The results suggest that visual anosognosia is not merely a perceptual deficit but a broader disorder involving memory and multisensory integration. In fact, the study also revealed that patients with visual anosognosia shared dysfunction with those suffering from motor anosognosia, particularly in the hippocampus and the precuneus, regions implicated in episodic memory and self-awareness. This finding reinforces the idea that recognizing a deficit depends on a process of comparing current perceptions with internal models stored in memory. Still, the researchers emphasize certain limitations of their study, such as the rarity of visual anosognosia, and stress the need to continue this research with interventional approaches, including noninvasive brain stimulation, to test the causal involvement of these networks.

The results suggest that visual anosognosia is not merely a perceptual deficit but a broader disorder involving memory and multisensory integration.

Rethinking reality through visual anosognosia

Anton Syndrome compels us to confront a fundamental question. If the brain can produce such a powerful illusion of vision in a blind individual, how far should we go in questioning the reliability of our own perception? This issue extends beyond neurology to the very foundation of our existence. Is what we perceive as reality truly what is, or merely what our brain allows us to experience?
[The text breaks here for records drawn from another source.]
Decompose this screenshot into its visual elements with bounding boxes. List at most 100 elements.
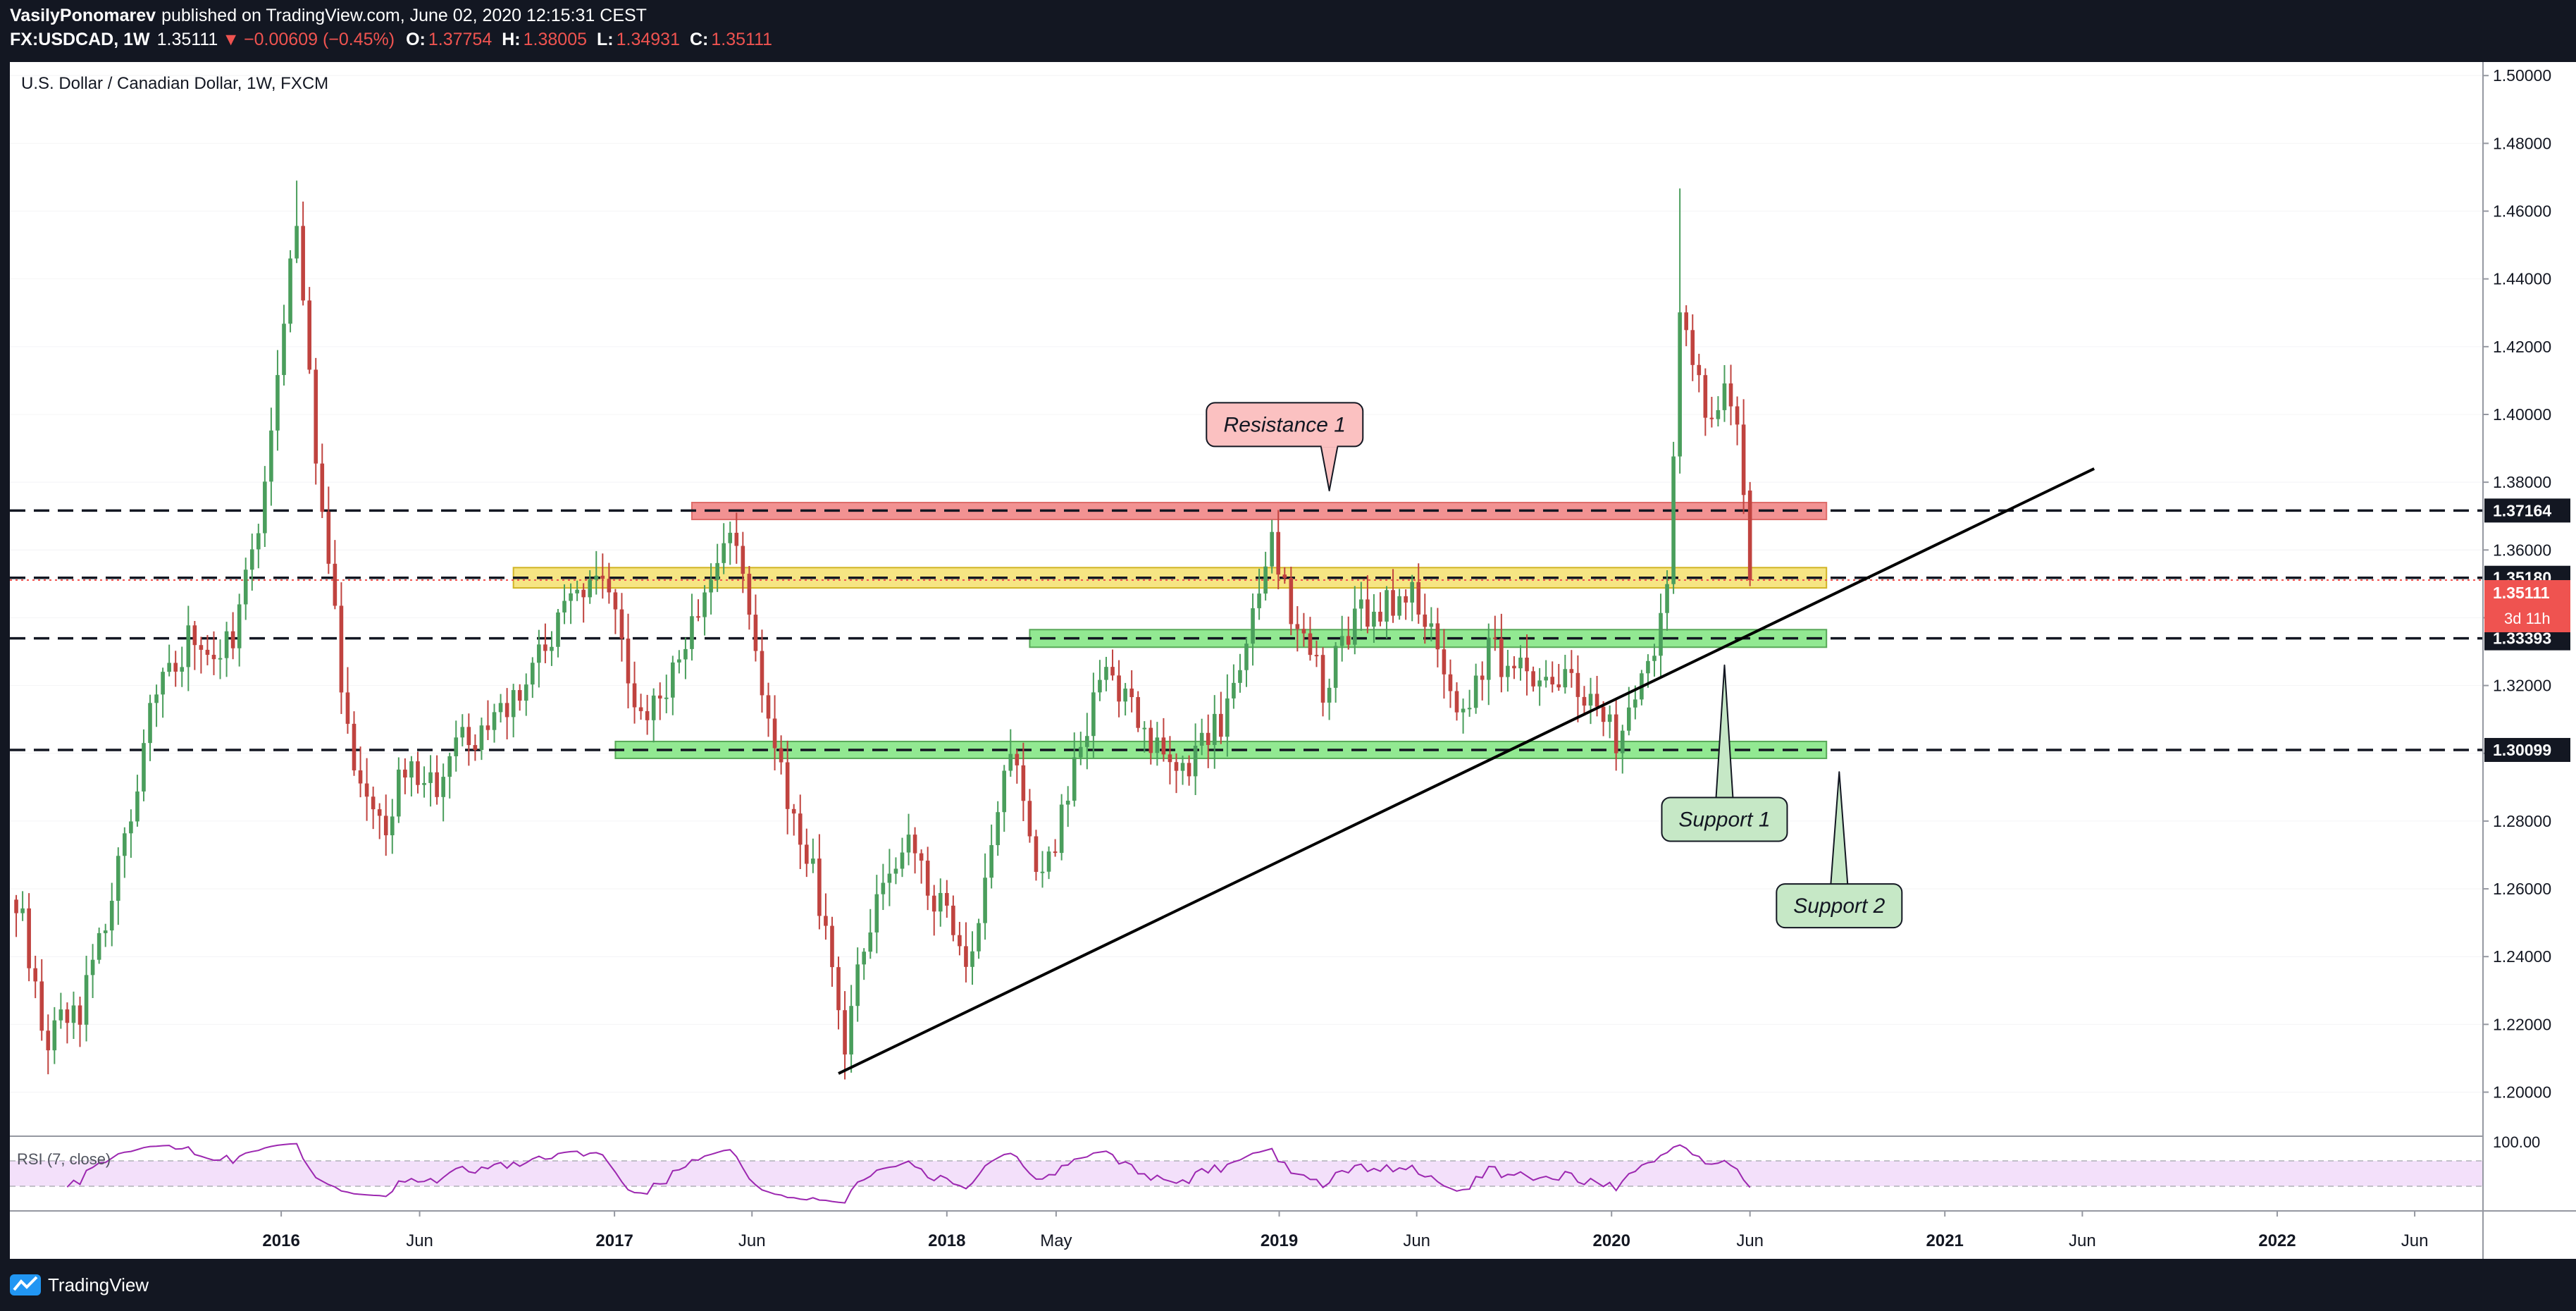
candle[interactable]: [543, 623, 547, 663]
candle[interactable]: [1244, 637, 1249, 687]
candle[interactable]: [1659, 593, 1663, 677]
candle[interactable]: [1168, 736, 1172, 784]
candle[interactable]: [275, 350, 280, 451]
candle[interactable]: [301, 202, 305, 306]
candle[interactable]: [1747, 481, 1752, 586]
candle[interactable]: [843, 991, 847, 1080]
candle[interactable]: [1385, 586, 1389, 639]
candle[interactable]: [1021, 742, 1026, 822]
candle[interactable]: [1015, 749, 1020, 784]
candle[interactable]: [52, 1007, 57, 1064]
candle[interactable]: [530, 657, 535, 698]
candle[interactable]: [243, 558, 248, 620]
candle[interactable]: [454, 720, 459, 772]
candle[interactable]: [931, 885, 936, 936]
candle[interactable]: [722, 523, 726, 574]
candle[interactable]: [1671, 441, 1676, 594]
candle[interactable]: [1301, 613, 1306, 647]
candle[interactable]: [90, 944, 95, 999]
candle[interactable]: [709, 563, 713, 615]
candle[interactable]: [1199, 718, 1204, 756]
candle[interactable]: [377, 803, 382, 839]
candle[interactable]: [715, 543, 719, 592]
callout[interactable]: Resistance 1: [1206, 402, 1364, 492]
candle[interactable]: [390, 799, 395, 854]
candle[interactable]: [1518, 645, 1523, 681]
candle[interactable]: [1716, 396, 1721, 427]
symbol-label[interactable]: FX:USDCAD, 1W: [10, 30, 150, 49]
candle[interactable]: [27, 893, 31, 982]
candle[interactable]: [919, 849, 924, 884]
candle[interactable]: [237, 593, 242, 667]
candle[interactable]: [1072, 732, 1077, 807]
candle[interactable]: [1601, 701, 1606, 737]
candle[interactable]: [1467, 689, 1472, 717]
candle[interactable]: [1397, 589, 1401, 620]
candle[interactable]: [1174, 753, 1179, 794]
candle[interactable]: [855, 947, 860, 1022]
candle[interactable]: [1333, 642, 1338, 703]
candle[interactable]: [798, 794, 803, 869]
candle[interactable]: [1206, 714, 1210, 768]
candle[interactable]: [1040, 851, 1045, 888]
candle[interactable]: [517, 684, 522, 711]
candle[interactable]: [912, 827, 917, 874]
candle[interactable]: [893, 857, 898, 885]
candle[interactable]: [1722, 364, 1727, 422]
candle[interactable]: [1678, 188, 1682, 474]
candle[interactable]: [1575, 655, 1580, 722]
candle[interactable]: [1506, 649, 1510, 692]
candle[interactable]: [1104, 656, 1108, 691]
candle[interactable]: [1078, 732, 1083, 765]
candle[interactable]: [1270, 519, 1274, 574]
candle[interactable]: [1027, 789, 1032, 843]
candle[interactable]: [123, 827, 127, 878]
candle[interactable]: [333, 540, 338, 610]
candle[interactable]: [1703, 368, 1708, 436]
candle[interactable]: [371, 786, 376, 830]
candle[interactable]: [269, 407, 273, 506]
candle[interactable]: [1416, 563, 1421, 624]
candle[interactable]: [575, 580, 579, 601]
candle[interactable]: [422, 766, 426, 798]
candle[interactable]: [1563, 654, 1568, 694]
candle[interactable]: [766, 682, 771, 737]
candle[interactable]: [441, 763, 445, 822]
candle[interactable]: [556, 609, 560, 658]
footer-brand[interactable]: TradingView: [48, 1274, 149, 1295]
candle[interactable]: [186, 605, 191, 691]
candle[interactable]: [1359, 581, 1363, 632]
candle[interactable]: [167, 644, 171, 677]
candle[interactable]: [1697, 353, 1702, 393]
candle[interactable]: [747, 566, 752, 630]
candle[interactable]: [804, 828, 809, 878]
candle[interactable]: [142, 729, 146, 801]
candle[interactable]: [1046, 846, 1051, 880]
candle[interactable]: [397, 757, 401, 823]
candle[interactable]: [1008, 729, 1013, 777]
candle[interactable]: [1620, 725, 1625, 774]
candle[interactable]: [785, 740, 790, 835]
time-axis[interactable]: 2016 Jun 2017 Jun 2018 May 2019 Jun 2020 Jun 2021 J…: [262, 1211, 2428, 1250]
candle[interactable]: [1709, 397, 1714, 428]
candle[interactable]: [996, 801, 1000, 856]
candle[interactable]: [479, 718, 484, 761]
candle[interactable]: [791, 804, 796, 836]
candle[interactable]: [224, 622, 229, 677]
candle[interactable]: [1448, 659, 1453, 708]
price-scale-background[interactable]: [2483, 62, 2576, 1259]
candle[interactable]: [504, 688, 509, 740]
candle[interactable]: [1461, 698, 1466, 734]
candle[interactable]: [741, 531, 745, 593]
candle[interactable]: [569, 583, 573, 624]
candle[interactable]: [817, 834, 822, 930]
candle[interactable]: [1282, 567, 1287, 584]
candle[interactable]: [887, 849, 892, 906]
candle[interactable]: [192, 620, 197, 670]
candle[interactable]: [1257, 568, 1261, 620]
candle[interactable]: [218, 639, 223, 679]
candle[interactable]: [1129, 670, 1134, 713]
publisher-name[interactable]: VasilyPonomarev: [10, 6, 156, 25]
candle[interactable]: [1550, 661, 1555, 693]
candle[interactable]: [1607, 705, 1612, 739]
At every moment, our brain filters, interprets, and reconstructs the world based on our past experiences, expectations, and the patterns it has formed. We navigate what we believe to be an objective world, unaware of how profoundly our convictions are shaped by unconscious processes. When these mechanisms operate normally, they create the illusion that our perception closely matches reality. However, when they break down, as in visual anosognosia, the chasm between what is and what we believe becomes dramatic.
This radical illusion is simply an extreme case of a phenomenon that affects everyone. Every day, our cognitive biases alter our view of the world, our memories reinterpret the past, and our beliefs shape what we hold to be true. The reality we perceive is fragile, constantly being reshaped to maintain internal consistency, even if it comes at the expense of objective accuracy. What anosognosic patients experience in the extreme, we experience to a lesser degree without realizing it.

What stands out in Anton Syndrome is the total lack of doubt. These patients never question their erroneous perception, not out of refusal, but because their brains do not offer the possibility. This unintentional blindness exposes a fundamental principle of cognition: we do not perceive reality directly but rather a version filtered and adjusted by our neural circuits. It underscores the thin line between certainty and illusion, between perception and misunderstanding.

Visual anosognosia thus prompts us to examine our own condition. Are we truly in control of our perception, or are we, like these patients, prisoners of a brain that silently, through its ceaseless activity, shapes our reality in its own way? Far from being a simple malfunction, this disorder reveals that our self-awareness and our sense of the world depend on delicate balances, balances whose precariousness we only recognize when they fail.

References

Kletenik, I., Gaudet, K., Prasad, S., Cohen, A. L., & Fox, M. D. (2023). Network localization of awareness in visual and motor anosognosia. Annals of Neurology, 94(3), 434–441.